Par un mémoire en défense, enregistré le 17 octobre 2025, le préfet de la Haute-Vienne conclut au rejet de la requête et à ce qu’une somme de 750 euros soit mise à la charge de M. C….
Il soutient que :
- la requête est tardive ;
- les moyens soulevés par M. D… ne sont pas fondés.
Par une ordonnance du 3 octobre 2025, la clôture de l’instruction a été fixée au 30 octobre 2025.
Vu les autres pièces du dossier.
Vu :
- la convention européenne de sauvegarde des droits de l’homme et des libertés fondamentales ;
- la convention franco-gabonaise du 2 décembre 1992 relative à la circulation et au séjour des personnes ;
- le code de l’entrée et du séjour des étrangers et du droit d’asile ;
- le code des relations entre le public et l’administration ;
- le code de justice administrative.
Le président de la formation de jugement a dispensé le rapporteur public, sur sa proposition, de prononcer des conclusions à l’audience.
Les parties ont été régulièrement averties du jour de l’audience.

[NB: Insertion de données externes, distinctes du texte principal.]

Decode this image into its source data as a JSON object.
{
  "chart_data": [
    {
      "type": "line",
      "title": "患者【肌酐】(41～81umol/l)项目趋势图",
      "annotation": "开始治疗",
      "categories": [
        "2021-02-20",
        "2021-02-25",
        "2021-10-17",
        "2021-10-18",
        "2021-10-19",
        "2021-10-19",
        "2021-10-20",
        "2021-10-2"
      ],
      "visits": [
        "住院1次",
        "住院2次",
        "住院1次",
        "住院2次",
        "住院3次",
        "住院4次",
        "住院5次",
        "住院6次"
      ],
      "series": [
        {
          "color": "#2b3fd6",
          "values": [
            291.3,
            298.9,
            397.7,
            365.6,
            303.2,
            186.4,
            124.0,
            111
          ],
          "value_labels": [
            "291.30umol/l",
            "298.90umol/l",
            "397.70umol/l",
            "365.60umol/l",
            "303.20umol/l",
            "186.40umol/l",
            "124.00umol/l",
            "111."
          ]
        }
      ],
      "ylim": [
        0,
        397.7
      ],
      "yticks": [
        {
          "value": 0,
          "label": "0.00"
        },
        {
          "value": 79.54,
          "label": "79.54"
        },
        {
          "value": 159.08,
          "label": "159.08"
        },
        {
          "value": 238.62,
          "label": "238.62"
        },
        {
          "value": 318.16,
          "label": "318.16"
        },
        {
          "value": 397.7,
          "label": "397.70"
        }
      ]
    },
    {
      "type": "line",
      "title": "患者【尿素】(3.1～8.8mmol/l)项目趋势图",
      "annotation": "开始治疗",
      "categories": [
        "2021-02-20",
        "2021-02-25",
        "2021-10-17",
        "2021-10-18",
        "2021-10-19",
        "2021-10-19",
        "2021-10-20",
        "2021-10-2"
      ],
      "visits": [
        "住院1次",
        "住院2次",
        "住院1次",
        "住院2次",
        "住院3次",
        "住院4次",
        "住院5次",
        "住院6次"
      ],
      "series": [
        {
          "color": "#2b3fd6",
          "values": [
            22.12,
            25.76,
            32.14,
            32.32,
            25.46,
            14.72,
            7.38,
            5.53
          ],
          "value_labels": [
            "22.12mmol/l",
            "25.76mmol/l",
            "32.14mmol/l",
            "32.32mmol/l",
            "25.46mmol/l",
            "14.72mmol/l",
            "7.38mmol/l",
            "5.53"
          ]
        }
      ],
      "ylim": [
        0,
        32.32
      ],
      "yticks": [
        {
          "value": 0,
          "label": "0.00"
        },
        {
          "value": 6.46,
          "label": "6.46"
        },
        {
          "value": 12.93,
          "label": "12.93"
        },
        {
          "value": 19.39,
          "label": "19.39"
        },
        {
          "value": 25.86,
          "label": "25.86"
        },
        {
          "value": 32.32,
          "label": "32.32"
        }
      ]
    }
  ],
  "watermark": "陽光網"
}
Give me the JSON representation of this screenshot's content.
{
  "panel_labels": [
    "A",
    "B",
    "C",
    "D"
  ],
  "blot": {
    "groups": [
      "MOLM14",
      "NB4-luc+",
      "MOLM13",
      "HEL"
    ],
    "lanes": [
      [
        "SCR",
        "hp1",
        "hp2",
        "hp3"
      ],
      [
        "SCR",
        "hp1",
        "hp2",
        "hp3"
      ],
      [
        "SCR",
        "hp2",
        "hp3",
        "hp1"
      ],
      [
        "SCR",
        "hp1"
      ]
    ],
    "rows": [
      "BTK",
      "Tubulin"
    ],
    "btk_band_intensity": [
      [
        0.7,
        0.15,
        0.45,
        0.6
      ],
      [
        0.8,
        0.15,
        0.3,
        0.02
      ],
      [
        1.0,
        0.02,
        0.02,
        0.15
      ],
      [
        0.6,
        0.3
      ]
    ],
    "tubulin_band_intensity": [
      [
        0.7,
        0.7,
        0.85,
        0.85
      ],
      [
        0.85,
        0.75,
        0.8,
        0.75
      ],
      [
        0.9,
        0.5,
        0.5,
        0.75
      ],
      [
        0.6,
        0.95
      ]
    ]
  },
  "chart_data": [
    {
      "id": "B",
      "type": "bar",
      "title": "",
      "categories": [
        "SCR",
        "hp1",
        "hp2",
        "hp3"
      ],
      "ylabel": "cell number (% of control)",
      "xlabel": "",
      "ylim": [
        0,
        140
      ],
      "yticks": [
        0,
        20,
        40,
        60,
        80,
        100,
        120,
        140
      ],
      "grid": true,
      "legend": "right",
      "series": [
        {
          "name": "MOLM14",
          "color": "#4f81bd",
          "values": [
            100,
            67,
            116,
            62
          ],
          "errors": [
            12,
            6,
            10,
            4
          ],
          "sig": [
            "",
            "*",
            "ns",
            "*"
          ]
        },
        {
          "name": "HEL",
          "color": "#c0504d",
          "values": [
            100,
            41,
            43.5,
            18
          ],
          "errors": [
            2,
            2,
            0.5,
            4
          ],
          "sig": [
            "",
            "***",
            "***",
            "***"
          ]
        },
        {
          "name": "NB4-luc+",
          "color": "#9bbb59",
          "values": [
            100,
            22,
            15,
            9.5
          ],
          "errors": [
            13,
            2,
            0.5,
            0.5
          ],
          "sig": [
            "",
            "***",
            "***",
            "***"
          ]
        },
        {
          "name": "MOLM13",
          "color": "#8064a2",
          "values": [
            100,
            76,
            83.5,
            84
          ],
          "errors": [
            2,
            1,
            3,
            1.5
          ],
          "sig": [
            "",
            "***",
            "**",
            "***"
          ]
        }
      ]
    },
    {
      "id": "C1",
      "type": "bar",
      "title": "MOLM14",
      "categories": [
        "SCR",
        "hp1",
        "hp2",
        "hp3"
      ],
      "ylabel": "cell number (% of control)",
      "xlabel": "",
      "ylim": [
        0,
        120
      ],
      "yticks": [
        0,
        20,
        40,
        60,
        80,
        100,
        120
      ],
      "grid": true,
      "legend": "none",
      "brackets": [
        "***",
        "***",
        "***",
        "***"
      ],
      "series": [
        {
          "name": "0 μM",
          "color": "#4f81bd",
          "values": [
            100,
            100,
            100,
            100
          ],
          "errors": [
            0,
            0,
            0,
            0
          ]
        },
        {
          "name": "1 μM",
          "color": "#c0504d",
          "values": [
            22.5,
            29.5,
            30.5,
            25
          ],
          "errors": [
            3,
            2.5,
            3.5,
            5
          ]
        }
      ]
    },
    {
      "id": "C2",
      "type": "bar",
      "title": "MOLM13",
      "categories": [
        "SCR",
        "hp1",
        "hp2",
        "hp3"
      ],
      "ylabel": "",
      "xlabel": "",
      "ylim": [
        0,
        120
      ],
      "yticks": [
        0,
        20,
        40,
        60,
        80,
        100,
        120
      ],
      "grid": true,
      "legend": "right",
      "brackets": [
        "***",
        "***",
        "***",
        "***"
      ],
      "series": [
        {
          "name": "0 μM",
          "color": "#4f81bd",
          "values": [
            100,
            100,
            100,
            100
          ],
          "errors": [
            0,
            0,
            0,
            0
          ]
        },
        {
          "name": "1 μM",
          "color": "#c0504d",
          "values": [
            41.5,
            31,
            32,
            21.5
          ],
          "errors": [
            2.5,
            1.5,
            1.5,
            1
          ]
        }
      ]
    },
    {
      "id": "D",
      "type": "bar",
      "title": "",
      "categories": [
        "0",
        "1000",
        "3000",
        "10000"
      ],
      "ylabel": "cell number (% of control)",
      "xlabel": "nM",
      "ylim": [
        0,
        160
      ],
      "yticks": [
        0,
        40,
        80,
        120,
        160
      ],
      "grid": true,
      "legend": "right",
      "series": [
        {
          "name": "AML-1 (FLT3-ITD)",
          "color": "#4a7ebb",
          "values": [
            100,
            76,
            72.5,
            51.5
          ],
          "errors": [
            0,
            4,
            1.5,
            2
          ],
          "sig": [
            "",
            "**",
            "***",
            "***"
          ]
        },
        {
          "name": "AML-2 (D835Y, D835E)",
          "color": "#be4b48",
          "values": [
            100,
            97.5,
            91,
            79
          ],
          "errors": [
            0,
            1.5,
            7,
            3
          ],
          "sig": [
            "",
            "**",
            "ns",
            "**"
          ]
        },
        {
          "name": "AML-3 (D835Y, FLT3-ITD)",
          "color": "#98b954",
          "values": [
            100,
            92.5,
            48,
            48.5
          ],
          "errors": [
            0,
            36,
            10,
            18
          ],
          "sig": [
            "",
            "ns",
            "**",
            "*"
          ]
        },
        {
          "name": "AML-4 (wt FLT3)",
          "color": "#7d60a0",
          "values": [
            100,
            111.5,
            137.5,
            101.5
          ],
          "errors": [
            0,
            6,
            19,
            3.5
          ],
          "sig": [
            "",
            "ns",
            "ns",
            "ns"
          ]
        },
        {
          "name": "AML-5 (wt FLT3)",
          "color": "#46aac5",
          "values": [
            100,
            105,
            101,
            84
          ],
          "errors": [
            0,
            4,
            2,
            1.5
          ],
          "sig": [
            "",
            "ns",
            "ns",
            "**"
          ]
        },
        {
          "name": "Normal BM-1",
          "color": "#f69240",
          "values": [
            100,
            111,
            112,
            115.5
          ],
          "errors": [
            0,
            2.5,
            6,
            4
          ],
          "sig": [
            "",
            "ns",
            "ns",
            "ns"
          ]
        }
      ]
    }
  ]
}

Ont été entendus au cours de l’audience publique :
- le rapport de M. Crosnier,
- et les observations de Me Dia, représentant M. C….
Considérant ce qui suit :
1. M. B… C…, ressortissant gabonais né le 29 novembre 1999, est entré régulièrement en France le 26 décembre 2020 sous couvert d’un visa long séjour portant la mention « étudiant » et s’est inscrit en licence de lettres au sein de l’UFR lettres et sciences humaines de l’université de Limoges. Par une décision du 19 décembre 2022, dont la légalité a été confirmée par le tribunal le 25 avril 2023, la préfète de la Haute-Vienne a rejeté sa demande de renouvellement de ce titre de séjour et l’a obligé à quitter le territoire français dans un délai de trente jours, obligation à laquelle le requérant s’est soustrait. Après s’être réorienté vers une formation de gestionnaire d’unité commerciale délivrée par l’école supérieure du commerce et des services (ESCS) de Limoges suivie en alternance, il a sollicité le 13 février 2024 la délivrance d’une nouvelle carte de séjour en qualité d’étudiant. Par son arrêté du 2 juillet 2025, le préfet de la Haute-Vienne a rejeté sa demande, l’a obligé à quitter le territoire français dans un délai de trente jours, a fixé le pays à destination duquel il serait éloigné à l’expiration de ce délai et l’a interdit de retour sur le territoire français pendant une durée d’un an. M. C… demande l’annulation de ces décisions.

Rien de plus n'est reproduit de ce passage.